AN improvement on the British trackways, comparable almost to railways in relation to turnpikes, must have been the paved and embanked Roman roads, with their milestones and stations. Several of them are known, either as straight stretches of modern highway, or fallen into miry and grassy desuetude, or only guessed at as having shaped parish boundaries. Least forgotten are the main roads connecting London with provincial towns and camps. Our long and nearly straight Edgware Road was Watling Street, with its branches making the Midland or London and North-Western system of Roman travel. John Gilpin’s road out by Tottenham and Edmonton for several miles followed Ermyn Street, the Great Northern line of the Romans. They had a Great Western road also, running by Staines to Silchester, which has



preserved no familiar name. Watling Street, which originally, till diverted to London Bridge, came down by our west-end parks to cross the Thames at Westminster, in Surrey turned eastward into Kent as their Chatham and Dover route. From either this or from Ermyn Street, or rather as a continuation of both, “Stane” Street went south towards Chichester, the Roman Regnum, with a branch that might be styled the Brighton line of the period, when indeed Pevensey was the important terminus on this coast. From earliest days of commerce, Surrey could not but be crossed by ways from London to the southern ports; and perhaps here, as elsewhere, the Romans only adapted older tracks, as our generation may turn a canal into a railway.

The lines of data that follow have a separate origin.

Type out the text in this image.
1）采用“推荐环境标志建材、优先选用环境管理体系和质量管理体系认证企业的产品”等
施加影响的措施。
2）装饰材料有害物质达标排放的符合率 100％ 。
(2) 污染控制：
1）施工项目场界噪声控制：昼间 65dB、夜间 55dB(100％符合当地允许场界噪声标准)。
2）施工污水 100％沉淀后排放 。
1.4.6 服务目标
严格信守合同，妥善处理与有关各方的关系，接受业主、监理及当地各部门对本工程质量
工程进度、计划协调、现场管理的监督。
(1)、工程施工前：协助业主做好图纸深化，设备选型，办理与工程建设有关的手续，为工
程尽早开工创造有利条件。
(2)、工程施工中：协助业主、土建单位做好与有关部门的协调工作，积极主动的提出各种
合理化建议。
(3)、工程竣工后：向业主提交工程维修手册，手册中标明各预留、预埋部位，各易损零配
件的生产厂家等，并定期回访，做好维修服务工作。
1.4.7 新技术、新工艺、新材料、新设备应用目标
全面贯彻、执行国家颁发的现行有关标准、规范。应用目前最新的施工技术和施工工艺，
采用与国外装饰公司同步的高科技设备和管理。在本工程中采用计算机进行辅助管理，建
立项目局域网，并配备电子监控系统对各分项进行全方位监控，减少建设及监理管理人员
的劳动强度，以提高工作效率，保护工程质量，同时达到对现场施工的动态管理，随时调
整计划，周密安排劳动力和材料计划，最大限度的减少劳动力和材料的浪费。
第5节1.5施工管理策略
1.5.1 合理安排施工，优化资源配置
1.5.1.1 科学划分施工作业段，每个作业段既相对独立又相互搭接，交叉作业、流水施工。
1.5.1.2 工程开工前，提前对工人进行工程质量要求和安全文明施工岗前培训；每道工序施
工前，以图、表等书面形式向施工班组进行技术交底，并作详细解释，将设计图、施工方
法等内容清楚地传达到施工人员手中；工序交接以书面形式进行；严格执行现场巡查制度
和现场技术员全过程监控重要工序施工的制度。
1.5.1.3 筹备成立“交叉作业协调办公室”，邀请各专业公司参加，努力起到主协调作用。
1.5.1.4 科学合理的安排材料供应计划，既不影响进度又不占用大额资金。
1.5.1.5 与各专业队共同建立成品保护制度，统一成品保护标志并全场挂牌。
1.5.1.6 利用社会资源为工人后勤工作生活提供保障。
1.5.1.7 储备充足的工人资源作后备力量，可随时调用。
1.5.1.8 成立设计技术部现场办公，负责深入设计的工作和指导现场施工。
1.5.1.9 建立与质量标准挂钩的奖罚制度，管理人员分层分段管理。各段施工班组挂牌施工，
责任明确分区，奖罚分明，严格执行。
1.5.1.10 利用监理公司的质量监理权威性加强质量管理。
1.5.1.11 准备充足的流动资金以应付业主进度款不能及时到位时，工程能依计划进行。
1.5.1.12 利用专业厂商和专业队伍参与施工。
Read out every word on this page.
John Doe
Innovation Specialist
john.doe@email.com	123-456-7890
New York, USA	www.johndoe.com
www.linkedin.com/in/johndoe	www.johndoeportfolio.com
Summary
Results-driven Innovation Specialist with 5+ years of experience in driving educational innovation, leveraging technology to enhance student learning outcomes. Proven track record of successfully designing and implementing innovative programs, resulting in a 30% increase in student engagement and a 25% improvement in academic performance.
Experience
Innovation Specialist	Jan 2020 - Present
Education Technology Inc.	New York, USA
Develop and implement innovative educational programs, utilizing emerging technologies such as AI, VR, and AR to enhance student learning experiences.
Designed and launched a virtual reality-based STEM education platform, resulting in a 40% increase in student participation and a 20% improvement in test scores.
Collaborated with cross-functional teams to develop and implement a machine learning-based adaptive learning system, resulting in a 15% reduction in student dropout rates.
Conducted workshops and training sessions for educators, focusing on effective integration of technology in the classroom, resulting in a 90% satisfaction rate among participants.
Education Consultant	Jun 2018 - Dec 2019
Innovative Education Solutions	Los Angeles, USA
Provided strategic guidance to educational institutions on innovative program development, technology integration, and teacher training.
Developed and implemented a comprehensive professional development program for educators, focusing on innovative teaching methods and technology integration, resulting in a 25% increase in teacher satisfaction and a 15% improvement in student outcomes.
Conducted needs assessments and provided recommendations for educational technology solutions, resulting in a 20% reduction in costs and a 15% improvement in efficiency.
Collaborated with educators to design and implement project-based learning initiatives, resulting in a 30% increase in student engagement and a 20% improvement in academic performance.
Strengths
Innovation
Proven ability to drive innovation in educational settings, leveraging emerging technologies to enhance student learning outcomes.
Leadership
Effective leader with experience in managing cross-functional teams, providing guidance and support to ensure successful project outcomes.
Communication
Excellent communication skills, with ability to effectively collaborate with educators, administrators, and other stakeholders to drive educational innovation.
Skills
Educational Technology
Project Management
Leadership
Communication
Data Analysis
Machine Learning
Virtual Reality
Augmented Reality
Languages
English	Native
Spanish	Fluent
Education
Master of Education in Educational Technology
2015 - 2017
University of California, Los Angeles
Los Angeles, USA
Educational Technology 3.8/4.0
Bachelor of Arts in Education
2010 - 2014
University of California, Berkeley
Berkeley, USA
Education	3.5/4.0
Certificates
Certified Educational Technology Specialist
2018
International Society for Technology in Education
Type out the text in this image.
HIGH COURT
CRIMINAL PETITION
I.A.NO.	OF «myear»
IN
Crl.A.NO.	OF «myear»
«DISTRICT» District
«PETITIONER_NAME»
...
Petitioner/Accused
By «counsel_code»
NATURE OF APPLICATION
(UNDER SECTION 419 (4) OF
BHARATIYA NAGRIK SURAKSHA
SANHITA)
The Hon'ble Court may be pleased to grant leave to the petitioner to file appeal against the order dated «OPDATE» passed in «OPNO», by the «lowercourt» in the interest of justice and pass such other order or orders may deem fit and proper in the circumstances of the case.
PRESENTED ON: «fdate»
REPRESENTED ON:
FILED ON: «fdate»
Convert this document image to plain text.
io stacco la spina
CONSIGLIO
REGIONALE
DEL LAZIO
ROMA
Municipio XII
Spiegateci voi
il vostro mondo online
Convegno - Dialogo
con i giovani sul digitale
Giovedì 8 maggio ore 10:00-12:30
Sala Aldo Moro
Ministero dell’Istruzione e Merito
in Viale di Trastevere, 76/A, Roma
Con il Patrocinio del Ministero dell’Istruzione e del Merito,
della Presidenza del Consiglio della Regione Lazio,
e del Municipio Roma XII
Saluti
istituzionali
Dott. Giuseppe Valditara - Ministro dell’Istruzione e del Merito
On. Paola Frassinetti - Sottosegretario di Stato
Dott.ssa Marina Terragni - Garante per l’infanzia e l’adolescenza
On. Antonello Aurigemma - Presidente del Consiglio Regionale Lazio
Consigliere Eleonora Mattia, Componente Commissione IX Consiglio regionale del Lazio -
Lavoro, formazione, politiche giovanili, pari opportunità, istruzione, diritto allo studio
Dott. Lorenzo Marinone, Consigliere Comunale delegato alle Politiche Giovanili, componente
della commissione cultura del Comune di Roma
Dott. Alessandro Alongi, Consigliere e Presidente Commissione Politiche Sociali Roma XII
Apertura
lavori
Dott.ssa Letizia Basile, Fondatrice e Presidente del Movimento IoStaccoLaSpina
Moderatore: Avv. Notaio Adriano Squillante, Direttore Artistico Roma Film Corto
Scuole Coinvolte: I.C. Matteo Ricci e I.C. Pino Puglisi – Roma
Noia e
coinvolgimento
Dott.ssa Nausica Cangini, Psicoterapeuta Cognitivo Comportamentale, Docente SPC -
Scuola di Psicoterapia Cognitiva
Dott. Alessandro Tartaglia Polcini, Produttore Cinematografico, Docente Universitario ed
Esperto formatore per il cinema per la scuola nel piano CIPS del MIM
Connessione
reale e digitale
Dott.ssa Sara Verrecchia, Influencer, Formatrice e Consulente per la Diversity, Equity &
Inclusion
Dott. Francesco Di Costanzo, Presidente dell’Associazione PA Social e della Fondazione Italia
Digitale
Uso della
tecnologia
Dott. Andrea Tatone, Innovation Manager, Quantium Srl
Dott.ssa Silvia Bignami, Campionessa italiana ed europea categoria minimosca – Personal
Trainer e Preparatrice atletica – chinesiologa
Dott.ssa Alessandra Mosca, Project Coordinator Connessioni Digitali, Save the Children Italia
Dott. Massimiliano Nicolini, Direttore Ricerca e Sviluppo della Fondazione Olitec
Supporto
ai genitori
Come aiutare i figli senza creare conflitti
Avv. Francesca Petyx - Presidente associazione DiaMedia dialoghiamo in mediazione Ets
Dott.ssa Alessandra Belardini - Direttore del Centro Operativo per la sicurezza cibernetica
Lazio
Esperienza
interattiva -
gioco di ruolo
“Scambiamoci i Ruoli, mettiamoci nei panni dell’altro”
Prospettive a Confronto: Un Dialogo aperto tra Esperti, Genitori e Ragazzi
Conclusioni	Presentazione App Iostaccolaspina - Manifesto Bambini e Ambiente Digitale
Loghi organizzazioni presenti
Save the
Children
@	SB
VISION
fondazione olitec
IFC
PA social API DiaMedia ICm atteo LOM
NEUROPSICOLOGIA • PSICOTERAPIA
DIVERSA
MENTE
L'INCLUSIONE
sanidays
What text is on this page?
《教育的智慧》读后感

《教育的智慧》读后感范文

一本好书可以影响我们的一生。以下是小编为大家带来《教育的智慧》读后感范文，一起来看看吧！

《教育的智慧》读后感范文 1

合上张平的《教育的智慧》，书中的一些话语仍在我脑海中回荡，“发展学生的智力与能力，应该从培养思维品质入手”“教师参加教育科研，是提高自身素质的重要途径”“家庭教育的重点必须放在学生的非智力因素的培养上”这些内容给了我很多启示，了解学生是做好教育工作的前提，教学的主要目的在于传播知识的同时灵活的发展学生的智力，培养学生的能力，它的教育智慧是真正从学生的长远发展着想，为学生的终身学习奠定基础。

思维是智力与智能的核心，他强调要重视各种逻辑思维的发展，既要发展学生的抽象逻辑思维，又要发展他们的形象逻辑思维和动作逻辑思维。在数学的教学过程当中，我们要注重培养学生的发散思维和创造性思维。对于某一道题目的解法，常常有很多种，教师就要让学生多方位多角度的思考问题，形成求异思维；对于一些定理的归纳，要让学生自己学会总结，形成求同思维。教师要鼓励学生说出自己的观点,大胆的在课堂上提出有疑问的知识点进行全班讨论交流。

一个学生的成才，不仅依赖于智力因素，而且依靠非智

More than one Roman road was made here, but what has been remembered as the Roman road, is the ancient Stone Street that ran right through the centre of the county. This name, still in parts familiar, is borne out by excavations made at different times, when flints and other stones laid alternately, to a thickness of four or five feet, were found bedded in sand and gravel or cement. As in the case of the Pilgrims’ Way, part of its line has been more or less closely followed by an actual road; part has become obliterated, the course only to be guessed by the rule of general straightness, unless where turned askew by insurmountable obstacles; but one stretch still remains clearly marked out, buried beneath a turf track that makes the joy of pedestrians. It begins just beyond the racecourse of Epsom, to which the Romans marched by much the same line as the cyclists’ road through Kennington, Clapham,—or Streatham,—Tooting, Morden, and Ewell. The name Newington Causeway is taken as a hint of Stone Street’s connection with London Bridge.